Na conversa, Márcia e Nathália falam sobre o desejo de Queiroz de voltar para a política. No entanto, a mulher do ex-assessor diz que o marido não conseguiria isso por resistência do próprio Bolsonaro.
— É que ainda não caiu a ficha dele que agora voltar para a política, voltar para o que ele fazia tão cedo... esquece. Bota ano para ele voltar. Até porque o "01", o Jair, não vai deixar. Tá entendendo? Não pelo Flávio, mas enfim. Ainda não caiu essa ficha dele. Fazer o quê?
De acordo com o “UOL”, a troca de mensagens ocorreu após o GLOBO revelar, em outubro de 2019, que Queiroz seguia fazendo articulações políticas apesar das investigações do Ministério Público do Rio de Janeiro (MP-RJ) sobre o caso do “rachadinha”.
Tanto Márcia quanto Nathália foram lotadas no gabinete de Flávio. A mulher de Queiroz trabalhou como assessora do então deputado entre março de 2007 e setembro de 2017. Já Nathália ficou de setembro de 2007 a dezembro de 2016. Depois, virou assessora de Jair Bolsonaro de dezembro de 2016 até outubro de 2018.
Já em outro áudio obtido pelo “UOL”, Queiroz fala de Wassef, se referindo a ele como “Anjo”, seu apelido. O ex-assessor foi preso em junho do ano passado, enquanto estava na casa do advogado da família Bolsonaro.
— E todas as pessoas que eu falo, eu sempre falo: 'meu irmão, apaga, escreveu apaga'. Eu sei com quem eu conversei esse assunto aí. Chateadão também por causa disso. Tu lembra que eu falo: 'apaga, apaga, apaga, apaga...? Aí deu nisso aí. O "Anjo" também, a primeira coisa que o "Anjo" chegou pra mim e falou na minha cara foi: "você foi traído, você foi traído ontem à noite'.

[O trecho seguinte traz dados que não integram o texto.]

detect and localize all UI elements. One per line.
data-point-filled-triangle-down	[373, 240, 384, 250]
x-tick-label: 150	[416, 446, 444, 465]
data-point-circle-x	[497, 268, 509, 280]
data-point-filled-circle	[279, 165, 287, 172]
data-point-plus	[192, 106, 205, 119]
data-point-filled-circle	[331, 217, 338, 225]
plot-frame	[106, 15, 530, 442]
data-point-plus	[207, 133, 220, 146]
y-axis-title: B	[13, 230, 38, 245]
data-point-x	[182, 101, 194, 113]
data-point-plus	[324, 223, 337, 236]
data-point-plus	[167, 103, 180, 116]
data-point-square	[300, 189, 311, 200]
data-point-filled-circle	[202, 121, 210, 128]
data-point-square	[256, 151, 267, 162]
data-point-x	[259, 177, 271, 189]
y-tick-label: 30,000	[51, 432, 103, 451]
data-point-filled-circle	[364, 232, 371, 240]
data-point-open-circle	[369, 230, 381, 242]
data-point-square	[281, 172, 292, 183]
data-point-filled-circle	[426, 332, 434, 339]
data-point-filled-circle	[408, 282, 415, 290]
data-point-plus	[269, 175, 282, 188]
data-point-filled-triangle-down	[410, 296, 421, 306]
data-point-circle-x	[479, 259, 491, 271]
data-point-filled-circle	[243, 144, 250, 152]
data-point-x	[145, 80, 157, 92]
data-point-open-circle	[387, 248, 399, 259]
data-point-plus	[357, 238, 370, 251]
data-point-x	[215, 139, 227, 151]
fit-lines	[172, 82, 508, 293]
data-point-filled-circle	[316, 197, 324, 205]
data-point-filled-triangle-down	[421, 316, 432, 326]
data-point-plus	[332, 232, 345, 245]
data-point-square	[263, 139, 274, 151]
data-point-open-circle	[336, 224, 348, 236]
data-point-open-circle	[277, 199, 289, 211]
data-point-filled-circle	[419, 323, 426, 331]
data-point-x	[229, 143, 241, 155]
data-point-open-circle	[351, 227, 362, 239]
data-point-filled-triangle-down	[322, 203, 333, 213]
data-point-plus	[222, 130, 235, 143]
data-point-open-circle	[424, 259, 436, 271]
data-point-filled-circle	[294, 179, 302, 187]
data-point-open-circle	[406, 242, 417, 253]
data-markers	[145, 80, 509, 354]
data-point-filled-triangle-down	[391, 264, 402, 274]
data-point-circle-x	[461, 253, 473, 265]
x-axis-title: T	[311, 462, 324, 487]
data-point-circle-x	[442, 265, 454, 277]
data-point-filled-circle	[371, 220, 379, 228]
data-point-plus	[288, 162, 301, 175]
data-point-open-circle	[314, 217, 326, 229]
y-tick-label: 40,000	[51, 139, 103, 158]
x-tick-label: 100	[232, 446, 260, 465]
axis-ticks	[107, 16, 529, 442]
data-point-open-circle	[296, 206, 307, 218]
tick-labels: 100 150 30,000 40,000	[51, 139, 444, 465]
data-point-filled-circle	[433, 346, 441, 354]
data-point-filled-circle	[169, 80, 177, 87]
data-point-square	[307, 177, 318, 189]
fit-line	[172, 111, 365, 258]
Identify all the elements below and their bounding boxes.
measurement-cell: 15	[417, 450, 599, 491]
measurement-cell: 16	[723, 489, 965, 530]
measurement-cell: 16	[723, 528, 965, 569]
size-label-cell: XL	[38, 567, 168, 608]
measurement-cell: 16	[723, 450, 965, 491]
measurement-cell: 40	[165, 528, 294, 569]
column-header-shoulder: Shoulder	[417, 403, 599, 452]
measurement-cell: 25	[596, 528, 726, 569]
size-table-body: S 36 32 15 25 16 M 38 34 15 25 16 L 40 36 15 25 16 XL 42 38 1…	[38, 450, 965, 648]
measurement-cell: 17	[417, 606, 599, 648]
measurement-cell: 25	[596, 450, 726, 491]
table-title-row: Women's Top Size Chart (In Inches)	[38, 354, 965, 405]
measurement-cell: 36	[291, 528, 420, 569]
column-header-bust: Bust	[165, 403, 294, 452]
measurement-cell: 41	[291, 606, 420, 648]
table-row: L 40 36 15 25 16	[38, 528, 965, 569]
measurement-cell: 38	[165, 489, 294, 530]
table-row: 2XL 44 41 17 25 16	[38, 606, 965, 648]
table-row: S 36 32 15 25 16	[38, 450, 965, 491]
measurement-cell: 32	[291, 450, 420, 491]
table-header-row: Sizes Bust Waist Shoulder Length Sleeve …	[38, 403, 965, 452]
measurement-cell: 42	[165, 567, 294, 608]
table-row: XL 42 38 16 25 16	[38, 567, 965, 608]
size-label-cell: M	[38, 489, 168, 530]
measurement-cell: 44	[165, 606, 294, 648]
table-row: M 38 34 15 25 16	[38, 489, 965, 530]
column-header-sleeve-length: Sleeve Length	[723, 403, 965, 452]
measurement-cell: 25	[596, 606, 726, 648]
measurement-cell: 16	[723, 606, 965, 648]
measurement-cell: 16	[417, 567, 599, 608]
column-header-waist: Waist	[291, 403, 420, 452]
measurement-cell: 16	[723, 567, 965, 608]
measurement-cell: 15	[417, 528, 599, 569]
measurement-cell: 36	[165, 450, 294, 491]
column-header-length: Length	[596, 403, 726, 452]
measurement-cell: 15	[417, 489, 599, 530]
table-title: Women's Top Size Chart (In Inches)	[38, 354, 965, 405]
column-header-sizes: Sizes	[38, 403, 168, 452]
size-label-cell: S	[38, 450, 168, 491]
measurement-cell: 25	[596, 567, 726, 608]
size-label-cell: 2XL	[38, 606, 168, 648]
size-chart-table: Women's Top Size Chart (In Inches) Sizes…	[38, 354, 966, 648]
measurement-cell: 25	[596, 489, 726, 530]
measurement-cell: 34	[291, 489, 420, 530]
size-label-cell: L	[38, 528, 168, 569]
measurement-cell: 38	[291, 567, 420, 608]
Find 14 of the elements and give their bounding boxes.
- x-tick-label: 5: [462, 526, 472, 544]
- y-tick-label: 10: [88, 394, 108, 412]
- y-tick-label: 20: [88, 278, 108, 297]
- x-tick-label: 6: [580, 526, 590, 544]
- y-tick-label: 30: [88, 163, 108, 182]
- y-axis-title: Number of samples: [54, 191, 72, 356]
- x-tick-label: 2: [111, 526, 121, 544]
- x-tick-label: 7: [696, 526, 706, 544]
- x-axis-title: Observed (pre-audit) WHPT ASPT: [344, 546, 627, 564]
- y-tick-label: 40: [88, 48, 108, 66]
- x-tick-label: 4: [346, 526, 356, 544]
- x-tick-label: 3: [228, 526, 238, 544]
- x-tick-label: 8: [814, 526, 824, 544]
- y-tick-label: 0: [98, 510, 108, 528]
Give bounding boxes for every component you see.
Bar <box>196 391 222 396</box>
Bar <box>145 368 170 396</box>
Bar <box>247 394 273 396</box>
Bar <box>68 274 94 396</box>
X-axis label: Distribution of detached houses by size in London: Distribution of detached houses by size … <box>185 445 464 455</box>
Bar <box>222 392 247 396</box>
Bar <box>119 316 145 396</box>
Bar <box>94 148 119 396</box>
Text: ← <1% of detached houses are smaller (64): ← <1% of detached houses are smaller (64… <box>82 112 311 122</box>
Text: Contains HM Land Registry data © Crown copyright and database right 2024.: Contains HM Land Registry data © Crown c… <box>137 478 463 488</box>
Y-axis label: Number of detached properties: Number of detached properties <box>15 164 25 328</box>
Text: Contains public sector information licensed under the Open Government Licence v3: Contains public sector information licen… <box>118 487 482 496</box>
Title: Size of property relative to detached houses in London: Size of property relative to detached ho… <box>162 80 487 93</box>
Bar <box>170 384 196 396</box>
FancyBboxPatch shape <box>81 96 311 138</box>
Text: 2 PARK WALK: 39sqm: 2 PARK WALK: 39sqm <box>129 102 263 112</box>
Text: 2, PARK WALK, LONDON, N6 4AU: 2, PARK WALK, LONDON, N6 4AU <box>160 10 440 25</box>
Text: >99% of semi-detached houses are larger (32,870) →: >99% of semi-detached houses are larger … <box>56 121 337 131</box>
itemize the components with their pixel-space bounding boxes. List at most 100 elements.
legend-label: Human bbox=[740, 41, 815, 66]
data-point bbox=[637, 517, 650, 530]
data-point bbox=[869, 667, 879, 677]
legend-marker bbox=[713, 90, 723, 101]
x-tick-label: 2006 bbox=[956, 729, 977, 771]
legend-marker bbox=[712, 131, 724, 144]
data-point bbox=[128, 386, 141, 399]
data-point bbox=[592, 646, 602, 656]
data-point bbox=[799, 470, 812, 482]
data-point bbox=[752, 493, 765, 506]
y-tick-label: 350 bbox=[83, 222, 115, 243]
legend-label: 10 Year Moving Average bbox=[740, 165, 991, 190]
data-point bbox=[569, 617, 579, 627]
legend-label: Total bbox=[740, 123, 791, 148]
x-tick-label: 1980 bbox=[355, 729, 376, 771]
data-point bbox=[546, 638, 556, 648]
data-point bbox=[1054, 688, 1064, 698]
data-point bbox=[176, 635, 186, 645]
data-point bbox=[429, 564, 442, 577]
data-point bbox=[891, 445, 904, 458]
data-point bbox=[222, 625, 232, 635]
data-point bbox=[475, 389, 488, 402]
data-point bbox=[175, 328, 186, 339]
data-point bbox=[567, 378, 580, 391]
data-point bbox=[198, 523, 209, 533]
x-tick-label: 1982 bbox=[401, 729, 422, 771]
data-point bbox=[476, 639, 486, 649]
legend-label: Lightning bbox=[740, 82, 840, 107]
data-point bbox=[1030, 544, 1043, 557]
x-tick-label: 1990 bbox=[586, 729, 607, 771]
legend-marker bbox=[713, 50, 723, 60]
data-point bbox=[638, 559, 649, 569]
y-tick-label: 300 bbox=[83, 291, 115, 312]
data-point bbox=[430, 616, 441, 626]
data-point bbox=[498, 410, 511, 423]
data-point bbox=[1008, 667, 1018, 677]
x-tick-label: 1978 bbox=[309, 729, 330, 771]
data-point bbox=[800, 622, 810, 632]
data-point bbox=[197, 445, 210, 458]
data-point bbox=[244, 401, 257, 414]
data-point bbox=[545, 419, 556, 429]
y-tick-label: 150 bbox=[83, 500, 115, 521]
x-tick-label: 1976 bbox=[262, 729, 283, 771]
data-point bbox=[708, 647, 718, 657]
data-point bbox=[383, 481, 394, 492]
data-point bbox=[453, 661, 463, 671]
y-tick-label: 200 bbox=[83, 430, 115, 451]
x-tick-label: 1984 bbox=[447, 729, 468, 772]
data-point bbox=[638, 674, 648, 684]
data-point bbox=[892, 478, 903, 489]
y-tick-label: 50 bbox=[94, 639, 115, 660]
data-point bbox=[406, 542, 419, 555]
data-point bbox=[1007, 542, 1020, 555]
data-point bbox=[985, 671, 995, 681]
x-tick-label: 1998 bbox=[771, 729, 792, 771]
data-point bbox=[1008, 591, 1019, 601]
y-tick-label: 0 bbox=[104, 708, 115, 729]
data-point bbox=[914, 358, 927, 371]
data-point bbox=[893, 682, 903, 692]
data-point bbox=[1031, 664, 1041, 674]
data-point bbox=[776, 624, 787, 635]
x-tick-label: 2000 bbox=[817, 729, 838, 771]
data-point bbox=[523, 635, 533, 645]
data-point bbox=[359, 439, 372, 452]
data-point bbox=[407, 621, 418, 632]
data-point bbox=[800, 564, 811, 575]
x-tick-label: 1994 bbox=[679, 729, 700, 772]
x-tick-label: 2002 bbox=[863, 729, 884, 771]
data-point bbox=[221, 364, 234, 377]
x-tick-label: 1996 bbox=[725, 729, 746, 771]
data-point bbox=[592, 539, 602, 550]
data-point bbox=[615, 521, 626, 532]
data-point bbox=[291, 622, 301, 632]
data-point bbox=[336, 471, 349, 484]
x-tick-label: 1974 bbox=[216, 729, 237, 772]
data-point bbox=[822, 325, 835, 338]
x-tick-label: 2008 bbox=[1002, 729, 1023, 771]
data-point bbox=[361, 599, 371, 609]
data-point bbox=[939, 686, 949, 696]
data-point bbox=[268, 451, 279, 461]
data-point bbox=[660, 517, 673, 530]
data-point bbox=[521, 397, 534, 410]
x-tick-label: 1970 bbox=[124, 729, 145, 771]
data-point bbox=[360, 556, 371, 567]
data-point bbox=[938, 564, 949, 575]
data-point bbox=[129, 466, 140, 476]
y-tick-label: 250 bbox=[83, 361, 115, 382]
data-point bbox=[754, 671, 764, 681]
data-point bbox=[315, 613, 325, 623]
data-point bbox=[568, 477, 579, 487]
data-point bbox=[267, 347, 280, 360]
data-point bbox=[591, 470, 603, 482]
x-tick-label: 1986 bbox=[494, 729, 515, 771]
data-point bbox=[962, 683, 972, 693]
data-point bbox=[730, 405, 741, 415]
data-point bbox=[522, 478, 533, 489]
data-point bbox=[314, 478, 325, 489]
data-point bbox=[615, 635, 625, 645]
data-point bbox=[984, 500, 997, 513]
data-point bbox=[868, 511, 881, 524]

Ao “UOL”, Wassef afirmou que os fatos narrados por Andrea "são narrativas de fatos inverídicos, inexistentes, jamais existiu qualquer esquema de rachadinha no gabinete do deputado Jair Bolsonaro ou de qualquer de seus filhos". Ele negou que exista qualquer ilegalidade e disse que existe uma antecipação da campanha de 2022.